| Outcome | Probability | Yes Bid | Yes Ask | 24h Change | Volume | |
|---|---|---|---|---|---|---|
| 54° to 55° | 0% | 0¢ | 0¢ | — | $0 | Trade → |
| 60° or above | 0% | 0¢ | 0¢ | — | $0 | Trade → |
| 51° or below | 0% | 0¢ | 0¢ | — | $0 | Trade → |
| 52° to 53° | 0% | 0¢ | 0¢ | — | $0 | Trade → |
| 56° to 57° | 0% | 0¢ | 0¢ | — | $0 | Trade → |
| 58° to 59° | 0% | 0¢ | 0¢ | — | $0 | Trade → |
This market asks what the highest air temperature recorded in Philadelphia on March 14, 2026 will be; it matters for traders, weather-dependent businesses, and anyone hedging temperature-sensitive risk for that specific date. Outcomes encode expectations about a single daily extreme rather than average conditions.
Mid-March in Philadelphia is a transition period between winter and spring, so daily maximum temperatures can swing widely from seasonably cool to unseasonably warm depending on synoptic-scale patterns. Longer-term climate trends have shifted the distribution of daily temperatures, increasing the frequency of warm extremes, while short-term drivers such as fronts, coastal effects, and large-scale oscillations determine day-to-day outcomes. Historical records for this calendar date and recent seasonal forecasts are commonly consulted by market participants.
Market odds reflect the collective, time-evolving expectations of participants given available forecasts and observations; they are not guarantees of the final temperature.
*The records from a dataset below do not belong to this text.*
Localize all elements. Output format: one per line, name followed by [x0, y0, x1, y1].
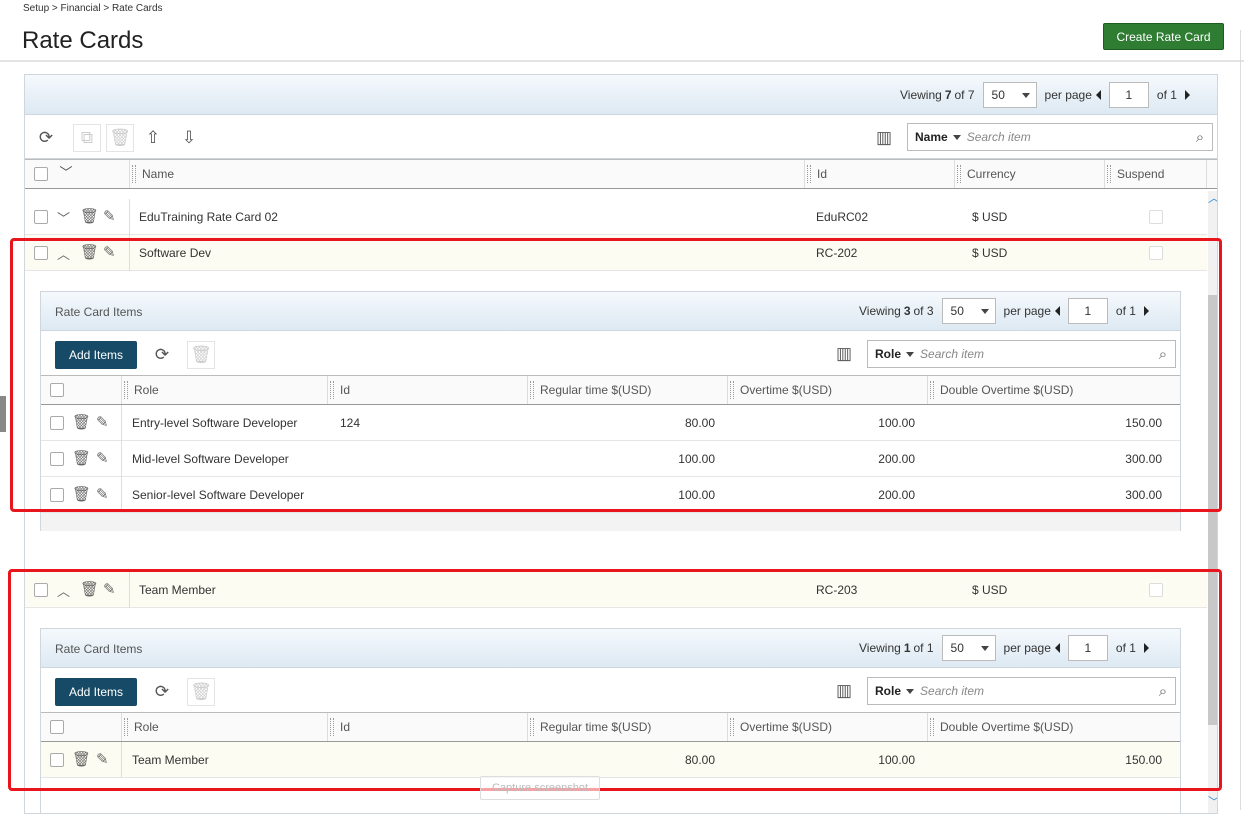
page-input[interactable]: 1 — [1108, 82, 1149, 108]
search-field-label: Name — [915, 130, 948, 144]
column-suspend-label: Suspend — [1117, 167, 1165, 181]
search-field-select[interactable]: Name — [908, 130, 967, 144]
trash-icon[interactable]: 🗑 — [80, 207, 99, 225]
column-currency[interactable]: Currency — [954, 160, 1104, 188]
pager-viewing-count: 7 — [944, 88, 952, 102]
search-input[interactable]: Search item — [967, 130, 1188, 144]
suspend-checkbox[interactable] — [1149, 210, 1163, 224]
search-box[interactable]: Name Search item ⌕ — [907, 123, 1213, 151]
scroll-down-icon[interactable]: ﹀ — [1208, 793, 1217, 810]
column-id-label: Id — [817, 167, 828, 181]
highlight-box — [8, 569, 1222, 791]
chevron-down-icon[interactable]: ﹀ — [57, 208, 70, 227]
per-page-select[interactable]: 50 — [982, 82, 1037, 108]
grip-icon[interactable] — [807, 165, 811, 183]
grip-icon[interactable] — [1107, 165, 1111, 183]
side-panel-handle[interactable] — [0, 396, 6, 432]
per-page-value: 50 — [991, 88, 1005, 102]
divider — [129, 199, 130, 235]
select-all-checkbox[interactable] — [34, 167, 48, 181]
refresh-icon[interactable]: ⟳ — [35, 128, 57, 148]
page-edge — [1240, 30, 1241, 810]
scroll-up-icon[interactable]: ︿ — [1208, 189, 1217, 206]
highlight-box — [10, 238, 1222, 512]
page-title: Rate Cards — [22, 27, 144, 54]
grip-icon[interactable] — [132, 165, 136, 183]
export-icon[interactable]: ⇧ — [142, 128, 164, 148]
import-icon[interactable]: ⇩ — [178, 128, 200, 148]
create-rate-card-button[interactable]: Create Rate Card — [1103, 23, 1224, 50]
expand-all-icon[interactable]: ﹀ — [55, 163, 77, 183]
grid-toolbar: ⟳ ⧉ 🗑 ⇧ ⇩ ▥ Name Search item ⌕ — [25, 115, 1217, 159]
row-name: EduTraining Rate Card 02 — [139, 210, 278, 224]
prev-page-icon[interactable] — [1095, 90, 1101, 100]
column-name[interactable]: Name — [129, 160, 804, 188]
column-suspend[interactable]: Suspend — [1104, 160, 1207, 188]
row-checkbox[interactable] — [34, 210, 48, 224]
column-name-label: Name — [142, 167, 175, 181]
grid-header: ﹀ Name Id Currency Suspend — [25, 159, 1217, 189]
pager-viewing-label: Viewing — [900, 88, 942, 102]
page-of: of 1 — [1156, 88, 1177, 102]
search-icon[interactable]: ⌕ — [1188, 129, 1212, 146]
pencil-icon[interactable]: ✎ — [103, 207, 116, 225]
chevron-down-icon — [1021, 92, 1030, 98]
per-page-label: per page — [1044, 88, 1092, 102]
row-currency: $ USD — [972, 210, 1008, 224]
grip-icon[interactable] — [957, 165, 961, 183]
column-currency-label: Currency — [967, 167, 1016, 181]
capture-screenshot-button[interactable]: Capture screenshot — [480, 776, 600, 800]
sub-grid-footer — [41, 513, 1180, 531]
pager-total: of 7 — [954, 88, 975, 102]
pager: Viewing 7 of 7 50 per page 1 of 1 — [900, 81, 1190, 109]
header-divider — [0, 60, 1244, 62]
column-id[interactable]: Id — [804, 160, 954, 188]
table-row[interactable]: ﹀ 🗑 ✎ EduTraining Rate Card 02 EduRC02 $… — [25, 199, 1207, 235]
copy-icon: ⧉ — [73, 124, 101, 152]
chevron-down-icon — [952, 134, 961, 140]
columns-icon[interactable]: ▥ — [873, 128, 895, 148]
delete-icon: 🗑 — [106, 124, 134, 152]
row-id: EduRC02 — [816, 210, 869, 224]
pager-bar: Viewing 7 of 7 50 per page 1 of 1 — [25, 75, 1217, 115]
breadcrumb[interactable]: Setup > Financial > Rate Cards — [23, 3, 163, 14]
next-page-icon[interactable] — [1184, 90, 1190, 100]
As new model runs, observations, or local reports arrive, market prices typically move to incorporate that information.
The market will use the specific definition and observing station listed in the contract terms on the event page; typically this means the official daily maximum as reported by the designated meteorological data source for the specified location and observation period.
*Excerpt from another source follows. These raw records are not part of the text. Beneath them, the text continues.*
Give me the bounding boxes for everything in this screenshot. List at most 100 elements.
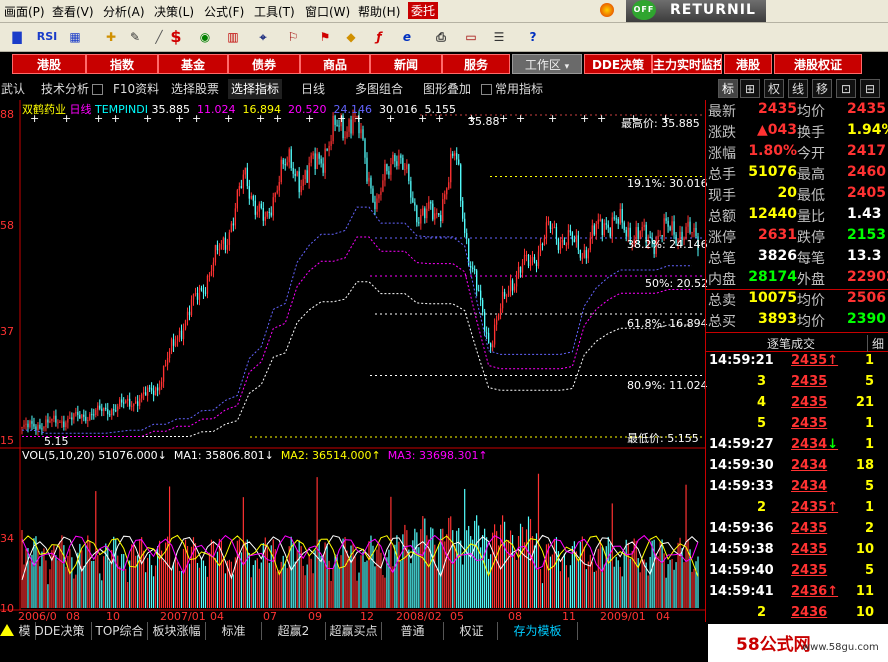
rsi-icon[interactable]: RSI bbox=[34, 26, 60, 48]
checkbox-icon bbox=[92, 84, 104, 95]
quote-value: 2390 bbox=[847, 311, 886, 327]
template-button[interactable]: 标准 bbox=[206, 622, 262, 640]
warning-icon[interactable] bbox=[0, 624, 14, 636]
tab-mark[interactable]: 标 bbox=[718, 79, 738, 98]
vol-label: VOL(5,10,20) bbox=[22, 449, 95, 462]
circle-e-icon[interactable]: e bbox=[396, 26, 418, 48]
grid-icon[interactable]: ▦ bbox=[64, 26, 86, 48]
quote-value: 2405 bbox=[847, 185, 886, 201]
tab-window[interactable]: ⊡ bbox=[836, 79, 856, 98]
tick-list[interactable]: 14:59:21 2435↑ 1 3 2435 5 4 2435 21 5 2435 1 14:59:2… bbox=[705, 352, 888, 622]
quote-label: 均价 bbox=[797, 104, 825, 120]
template-button[interactable]: 权证 bbox=[446, 622, 498, 640]
quote-label: 总卖 bbox=[708, 293, 736, 309]
help-icon[interactable]: ? bbox=[522, 26, 544, 48]
menu-tools[interactable]: 工具(T) bbox=[254, 3, 295, 20]
right-tab-bar: 标 ⊞ 权 线 移 ⊡ ⊟ bbox=[708, 79, 888, 99]
diamond-icon[interactable]: ◆ bbox=[340, 26, 362, 48]
tab-overlay[interactable]: 图形叠加 bbox=[420, 79, 474, 99]
func-service[interactable]: 服务 bbox=[442, 54, 510, 74]
indicator-step-line bbox=[22, 281, 692, 437]
flag-icon[interactable]: ⚑ bbox=[314, 26, 336, 48]
func-hk-warrant[interactable]: 港股权证 bbox=[774, 54, 862, 74]
tab-plus[interactable]: ⊞ bbox=[740, 79, 760, 98]
menu-help[interactable]: 帮助(H) bbox=[358, 3, 400, 20]
menu-formula[interactable]: 公式(F) bbox=[204, 3, 244, 20]
kline-chart[interactable]: + + + + + + + + + + + + + + + + + + + + + + + + 双鹤药业 日线 TEMPIND… bbox=[0, 100, 708, 623]
tick-volume: 21 bbox=[855, 395, 874, 410]
kline-chart-canvas[interactable]: + + + + + + + + + + + + + + + + + + + + + + + + bbox=[0, 100, 705, 622]
menu-icon[interactable]: ☰ bbox=[488, 26, 510, 48]
template-button[interactable]: 存为模板 bbox=[498, 622, 578, 640]
menu-view[interactable]: 查看(V) bbox=[52, 3, 94, 20]
tick-price: 2435 bbox=[791, 521, 828, 536]
indicator-value-6: 30.016 bbox=[378, 103, 418, 116]
func-index[interactable]: 指数 bbox=[86, 54, 158, 74]
func-bond[interactable]: 债券 bbox=[228, 54, 300, 74]
func-news[interactable]: 新闻 bbox=[370, 54, 442, 74]
tick-row: 14:59:38 2435 10 bbox=[705, 541, 888, 562]
quote-label: 均价 bbox=[797, 293, 825, 309]
tab-multi-chart[interactable]: 多图组合 bbox=[352, 79, 406, 99]
bell-icon[interactable]: ⚐ bbox=[282, 26, 304, 48]
circle-f-icon[interactable]: ƒ bbox=[368, 26, 390, 48]
func-workspace[interactable]: 工作区 ▾ bbox=[512, 54, 582, 74]
template-button[interactable]: 超赢买点 bbox=[326, 622, 382, 640]
quote-value: 20 bbox=[777, 185, 797, 201]
dollar-icon[interactable]: $ bbox=[165, 26, 187, 48]
template-button[interactable]: 板块涨幅 bbox=[148, 622, 206, 640]
tab-rights[interactable]: 权 bbox=[764, 79, 784, 98]
template-button[interactable]: DDE决策 bbox=[28, 622, 92, 640]
func-fund[interactable]: 基金 bbox=[158, 54, 228, 74]
func-dde[interactable]: DDE决策 bbox=[584, 54, 652, 74]
quote-label: 总额 bbox=[708, 209, 736, 225]
tab-select-stock[interactable]: 选择股票 bbox=[168, 79, 222, 99]
quote-label: 总买 bbox=[708, 314, 736, 330]
indicator-value-4: 20.520 bbox=[287, 103, 327, 116]
tick-price: 2434 bbox=[791, 458, 828, 473]
quote-value: 2631 bbox=[758, 227, 797, 243]
kline-icon[interactable]: ▇ bbox=[6, 26, 28, 48]
template-button[interactable]: 超赢2 bbox=[262, 622, 326, 640]
tab-default[interactable]: 武认 bbox=[0, 79, 28, 99]
func-hkstock-2[interactable]: 港股 bbox=[724, 54, 772, 74]
quote-value: 2153 bbox=[847, 227, 886, 243]
binoculars-icon[interactable]: ⌖ bbox=[252, 26, 274, 48]
tab-line[interactable]: 线 bbox=[788, 79, 808, 98]
indicator-value-7: 5.155 bbox=[424, 103, 456, 116]
tick-detail-tab[interactable]: 细 bbox=[867, 335, 888, 352]
price-axis-label: 58 bbox=[0, 219, 14, 232]
tab-tech-analysis[interactable]: 技术分析 bbox=[38, 79, 106, 99]
quote-value: 1.94% bbox=[847, 122, 888, 138]
tab-select-indicator[interactable]: 选择指标 bbox=[228, 79, 283, 99]
menu-analysis[interactable]: 分析(A) bbox=[103, 3, 145, 20]
func-hkstock[interactable]: 港股 bbox=[12, 54, 86, 74]
template-button[interactable]: 普通 bbox=[382, 622, 444, 640]
bars-icon[interactable]: ▥ bbox=[222, 26, 244, 48]
tick-title[interactable]: 逐笔成交 bbox=[767, 335, 815, 352]
eye-icon[interactable]: ◉ bbox=[194, 26, 216, 48]
tick-time: 14:59:36 bbox=[709, 521, 774, 536]
tick-row: 2 2435↑ 1 bbox=[705, 499, 888, 520]
quote-value: 2435 bbox=[847, 101, 886, 117]
menu-trade[interactable]: 委托 bbox=[408, 2, 439, 19]
tick-time: 14:59:21 bbox=[709, 353, 774, 368]
menu-screen[interactable]: 画面(P) bbox=[4, 3, 45, 20]
indicator-step-line bbox=[22, 236, 692, 437]
print-icon[interactable]: ⎙ bbox=[430, 26, 452, 48]
tab-daily[interactable]: 日线 bbox=[298, 79, 328, 99]
returnil-off-badge[interactable]: OFF bbox=[632, 0, 656, 20]
tick-volume: 11 bbox=[855, 584, 874, 599]
pen-icon[interactable]: ✎ bbox=[124, 26, 146, 48]
window-icon[interactable]: ▭ bbox=[460, 26, 482, 48]
tab-close[interactable]: ⊟ bbox=[860, 79, 880, 98]
add-icon[interactable]: ✚ bbox=[100, 26, 122, 48]
menu-decision[interactable]: 决策(L) bbox=[154, 3, 194, 20]
func-commodity[interactable]: 商品 bbox=[300, 54, 370, 74]
tab-move[interactable]: 移 bbox=[812, 79, 832, 98]
menu-window[interactable]: 窗口(W) bbox=[305, 3, 350, 20]
func-monitor[interactable]: 主力实时监控 bbox=[652, 54, 722, 74]
tab-common-indicators[interactable]: 常用指标 bbox=[478, 79, 546, 99]
tab-f10[interactable]: F10资料 bbox=[110, 79, 162, 99]
template-button[interactable]: TOP综合 bbox=[92, 622, 148, 640]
The exact station or dataset (for example, a particular airport METAR, NWS climate station, or other official source) is specified in the contract details on the event page—check those settlement rules to see which station is authoritative.
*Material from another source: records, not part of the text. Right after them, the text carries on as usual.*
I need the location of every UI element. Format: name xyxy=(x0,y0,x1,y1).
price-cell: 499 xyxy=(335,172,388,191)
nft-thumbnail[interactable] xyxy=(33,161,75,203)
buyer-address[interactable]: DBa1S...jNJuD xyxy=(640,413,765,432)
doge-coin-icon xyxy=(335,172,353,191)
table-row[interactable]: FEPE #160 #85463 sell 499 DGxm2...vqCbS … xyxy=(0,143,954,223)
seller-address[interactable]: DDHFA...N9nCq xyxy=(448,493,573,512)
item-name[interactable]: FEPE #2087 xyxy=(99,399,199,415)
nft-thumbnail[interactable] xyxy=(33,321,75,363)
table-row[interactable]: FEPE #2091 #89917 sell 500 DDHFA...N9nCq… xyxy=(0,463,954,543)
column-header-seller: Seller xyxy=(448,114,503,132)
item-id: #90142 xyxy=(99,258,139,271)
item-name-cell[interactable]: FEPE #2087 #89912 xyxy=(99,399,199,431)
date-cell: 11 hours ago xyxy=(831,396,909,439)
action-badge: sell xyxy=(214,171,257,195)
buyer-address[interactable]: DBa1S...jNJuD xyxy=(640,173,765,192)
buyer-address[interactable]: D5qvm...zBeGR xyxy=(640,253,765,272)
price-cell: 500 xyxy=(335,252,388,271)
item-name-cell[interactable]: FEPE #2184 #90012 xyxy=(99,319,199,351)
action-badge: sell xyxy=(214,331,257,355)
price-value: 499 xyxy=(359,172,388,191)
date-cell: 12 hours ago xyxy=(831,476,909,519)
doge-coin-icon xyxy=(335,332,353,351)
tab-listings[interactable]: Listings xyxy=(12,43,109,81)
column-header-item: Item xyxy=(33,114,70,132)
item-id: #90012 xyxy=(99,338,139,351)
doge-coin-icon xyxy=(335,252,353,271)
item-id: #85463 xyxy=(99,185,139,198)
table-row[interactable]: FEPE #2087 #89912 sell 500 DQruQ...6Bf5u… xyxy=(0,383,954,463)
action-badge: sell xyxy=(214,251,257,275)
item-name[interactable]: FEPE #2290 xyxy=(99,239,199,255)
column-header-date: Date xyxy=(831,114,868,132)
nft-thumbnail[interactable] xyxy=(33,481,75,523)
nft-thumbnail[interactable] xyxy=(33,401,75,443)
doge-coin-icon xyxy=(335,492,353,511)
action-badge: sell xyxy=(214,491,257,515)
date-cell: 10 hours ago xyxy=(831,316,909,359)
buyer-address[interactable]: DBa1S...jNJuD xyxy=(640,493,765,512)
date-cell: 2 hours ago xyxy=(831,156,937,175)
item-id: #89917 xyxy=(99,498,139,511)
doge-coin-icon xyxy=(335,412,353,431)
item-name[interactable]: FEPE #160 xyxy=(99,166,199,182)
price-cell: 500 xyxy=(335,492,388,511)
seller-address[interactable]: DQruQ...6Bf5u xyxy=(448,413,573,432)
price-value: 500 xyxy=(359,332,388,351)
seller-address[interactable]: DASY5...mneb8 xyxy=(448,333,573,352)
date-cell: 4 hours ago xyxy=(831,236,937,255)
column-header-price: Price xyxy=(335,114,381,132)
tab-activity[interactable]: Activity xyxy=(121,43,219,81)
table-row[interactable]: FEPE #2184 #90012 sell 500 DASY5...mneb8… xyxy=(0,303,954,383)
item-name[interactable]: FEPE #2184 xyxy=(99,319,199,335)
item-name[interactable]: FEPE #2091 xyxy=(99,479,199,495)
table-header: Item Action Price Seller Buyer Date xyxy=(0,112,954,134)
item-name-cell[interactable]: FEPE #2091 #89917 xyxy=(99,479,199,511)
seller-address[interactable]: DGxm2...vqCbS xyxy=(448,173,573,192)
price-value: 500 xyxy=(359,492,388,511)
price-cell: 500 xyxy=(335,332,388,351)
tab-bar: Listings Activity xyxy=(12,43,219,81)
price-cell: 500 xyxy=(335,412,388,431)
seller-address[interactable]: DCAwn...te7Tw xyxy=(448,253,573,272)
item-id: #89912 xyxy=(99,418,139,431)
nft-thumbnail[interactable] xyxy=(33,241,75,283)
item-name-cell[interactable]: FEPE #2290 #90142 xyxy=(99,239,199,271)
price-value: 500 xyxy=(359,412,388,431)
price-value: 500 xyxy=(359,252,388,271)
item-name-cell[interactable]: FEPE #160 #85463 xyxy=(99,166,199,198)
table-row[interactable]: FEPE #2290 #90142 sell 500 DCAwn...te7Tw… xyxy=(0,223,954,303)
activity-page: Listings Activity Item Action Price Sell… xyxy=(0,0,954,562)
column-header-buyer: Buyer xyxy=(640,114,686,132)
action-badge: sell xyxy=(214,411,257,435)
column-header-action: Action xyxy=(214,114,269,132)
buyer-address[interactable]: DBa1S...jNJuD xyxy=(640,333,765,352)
The market close time is listed on the event page when set (currently TBD); settlement will occur after the official daily maximum is published by the designated data source, per the contract’s settlement timing and procedures.
Consult recent numerical weather model runs, local NWS forecasts, the climatological distribution for March 14 in Philadelphia, and any relevant seasonal outlooks; also review recent trends (e.g., whether the region has been anomalously warm or cold) to gauge persistence or change.
Price moves can reflect new publicly available forecasts, release of official observations or corrections, high-volume trades by informed participants, changes in liquidity, and timing of market close relative to late-arriving model runs or local reports—none of which change the physical temperature but do change market expectations.